Storage – PaaS Compute Options

When you run applications, you need to store and retrieve data. For certain applications, you don’t need the data to be persistent. However, in some other cases, you need to persist data and make sure that they are not deleted, even if the container is deleted. Storage is also needed to inject environmental variables and secrets into your pods. Figure 9.20 shows the high-level components that are part of AKS storage.

FIGURE 9.20 Storage components

Let’s take a deep dive into each of these concepts and understand it. The concepts are implemented in Kubernetes by declaring these in YAML files. Since writing YAML files is out of scope for this book, you will learn the concepts only.

Volumes

As mentioned earlier, applications need storage to store and retrieve data. Pods are ephemeral in nature, which means the data stored will be deleted when the pod is deleted. Volume refers to a method by which you can store, retrieve, and persist data across pods and application lifecycles. The storage for the pods can be manually assigned to the pods, or you can let Kubernetes automatically create them. In AKS, data volumes can be created using Azure Files or Azure Disks.

Azure Disks can be referenced in the YAML file as a DataDisk resource. Both Azure Standard storage (HDD) and Premium storage (SSD) is supported. Since there is premium storage with high-performance SSD, this is ideal for production workloads that demand high IOPS. Azure Disk is mounted as ReadWriteOnce, so it will be available to a single node. If you are planning to implement shared storage, then Azure Files is the right choice.

Azure Files uses SMB 3.0 and lets you mount the same storage to multiple nodes and pods. In Azure Files also you have support for Standard storage and Premium storage. These files can be accessed by multiple nodes and pods at the same time, making it ideal for shared storage scenarios.

Persistent Volumes

The volumes that are created as part of the pod are ephemeral, and storage follows the same lifecycle as the pod. You can use a persistent volume (PV) to store that data beyond the lifecycle of the pod. PVs are managed and created by the Kubernetes API.
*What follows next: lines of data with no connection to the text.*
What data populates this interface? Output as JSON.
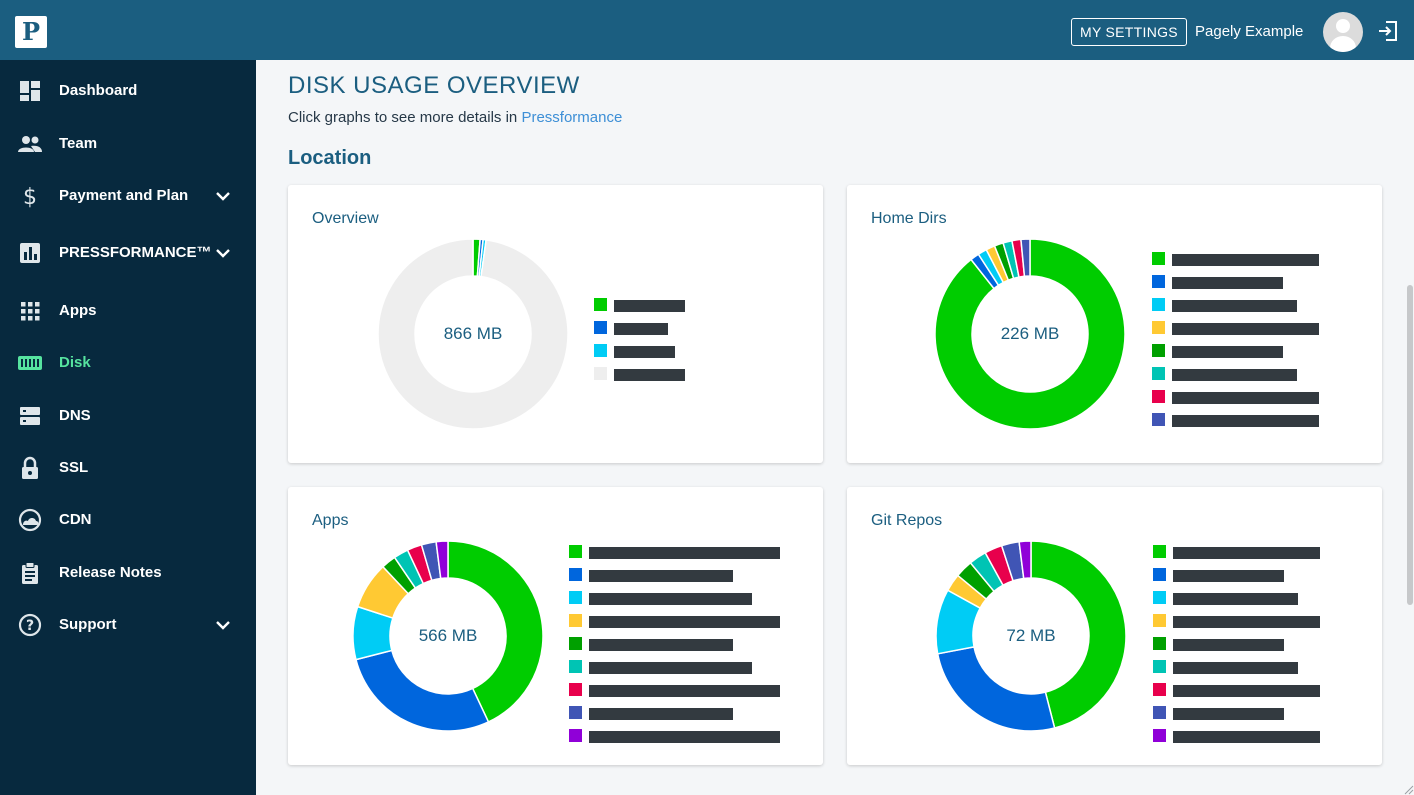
{
  "header": {
    "logo_letter": "P",
    "settings_label": "MY SETTINGS",
    "user_name": "Pagely Example"
  },
  "sidebar": {
    "items": [
      {
        "label": "Dashboard",
        "icon": "dashboard-icon"
      },
      {
        "label": "Team",
        "icon": "team-icon"
      },
      {
        "label": "Payment and Plan",
        "icon": "dollar-icon",
        "expandable": true
      },
      {
        "label": "PRESSFORMANCE™",
        "icon": "bar-chart-icon",
        "expandable": true
      },
      {
        "label": "Apps",
        "icon": "apps-grid-icon"
      },
      {
        "label": "Disk",
        "icon": "disk-icon",
        "active": true
      },
      {
        "label": "DNS",
        "icon": "server-icon"
      },
      {
        "label": "SSL",
        "icon": "lock-icon"
      },
      {
        "label": "CDN",
        "icon": "cloud-icon"
      },
      {
        "label": "Release Notes",
        "icon": "clipboard-icon"
      },
      {
        "label": "Support",
        "icon": "help-icon",
        "expandable": true
      }
    ]
  },
  "main": {
    "title": "DISK USAGE OVERVIEW",
    "subtitle_text": "Click graphs to see more details in ",
    "subtitle_link": "Pressformance",
    "section_title": "Location"
  },
  "colors": {
    "green": "#00cc00",
    "blue": "#0066dd",
    "cyan": "#00ccf5",
    "yellow": "#ffc933",
    "dark_green": "#00a000",
    "teal": "#00c4b4",
    "crimson": "#e8004c",
    "indigo": "#4055b5",
    "purple": "#9000d8",
    "light_gray": "#eeeeee",
    "legend_bar": "#333a40",
    "accent_active": "#56e39f"
  },
  "chart_data": [
    {
      "type": "pie",
      "title": "Overview",
      "center_label": "866 MB",
      "slices": [
        {
          "value": 12,
          "color": "#00cc00"
        },
        {
          "value": 5,
          "color": "#0066dd"
        },
        {
          "value": 5,
          "color": "#00ccf5"
        },
        {
          "value": 978,
          "color": "#eeeeee"
        }
      ]
    },
    {
      "type": "pie",
      "title": "Home Dirs",
      "center_label": "226 MB",
      "slices": [
        {
          "value": 880,
          "color": "#00cc00"
        },
        {
          "value": 15,
          "color": "#0066dd"
        },
        {
          "value": 15,
          "color": "#00ccf5"
        },
        {
          "value": 15,
          "color": "#ffc933"
        },
        {
          "value": 15,
          "color": "#00a000"
        },
        {
          "value": 15,
          "color": "#00c4b4"
        },
        {
          "value": 15,
          "color": "#e8004c"
        },
        {
          "value": 15,
          "color": "#4055b5"
        }
      ]
    },
    {
      "type": "pie",
      "title": "Apps",
      "center_label": "566 MB",
      "slices": [
        {
          "value": 430,
          "color": "#00cc00"
        },
        {
          "value": 280,
          "color": "#0066dd"
        },
        {
          "value": 90,
          "color": "#00ccf5"
        },
        {
          "value": 80,
          "color": "#ffc933"
        },
        {
          "value": 25,
          "color": "#00a000"
        },
        {
          "value": 25,
          "color": "#00c4b4"
        },
        {
          "value": 25,
          "color": "#e8004c"
        },
        {
          "value": 25,
          "color": "#4055b5"
        },
        {
          "value": 20,
          "color": "#9000d8"
        }
      ]
    },
    {
      "type": "pie",
      "title": "Git Repos",
      "center_label": "72 MB",
      "slices": [
        {
          "value": 460,
          "color": "#00cc00"
        },
        {
          "value": 260,
          "color": "#0066dd"
        },
        {
          "value": 110,
          "color": "#00ccf5"
        },
        {
          "value": 30,
          "color": "#ffc933"
        },
        {
          "value": 30,
          "color": "#00a000"
        },
        {
          "value": 30,
          "color": "#00c4b4"
        },
        {
          "value": 30,
          "color": "#e8004c"
        },
        {
          "value": 30,
          "color": "#4055b5"
        },
        {
          "value": 20,
          "color": "#9000d8"
        }
      ]
    }
  ]
}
Both Azure Files and Azure Disks can provide PVs. The choice depends on whether you want the storage to be shared or to be attached to a single node.

Cluster administrators can provision PVs statically, and you can let the Kubernetes APIs create it dynamically on demand. In other words, when a pod is scheduled and the storage requested is unavailable, Kubernetes will create a PV using Azure Files or Azure Disks and attach it to the pod. The type of storage is determined by the StorageClass parameter you add in the YAML file.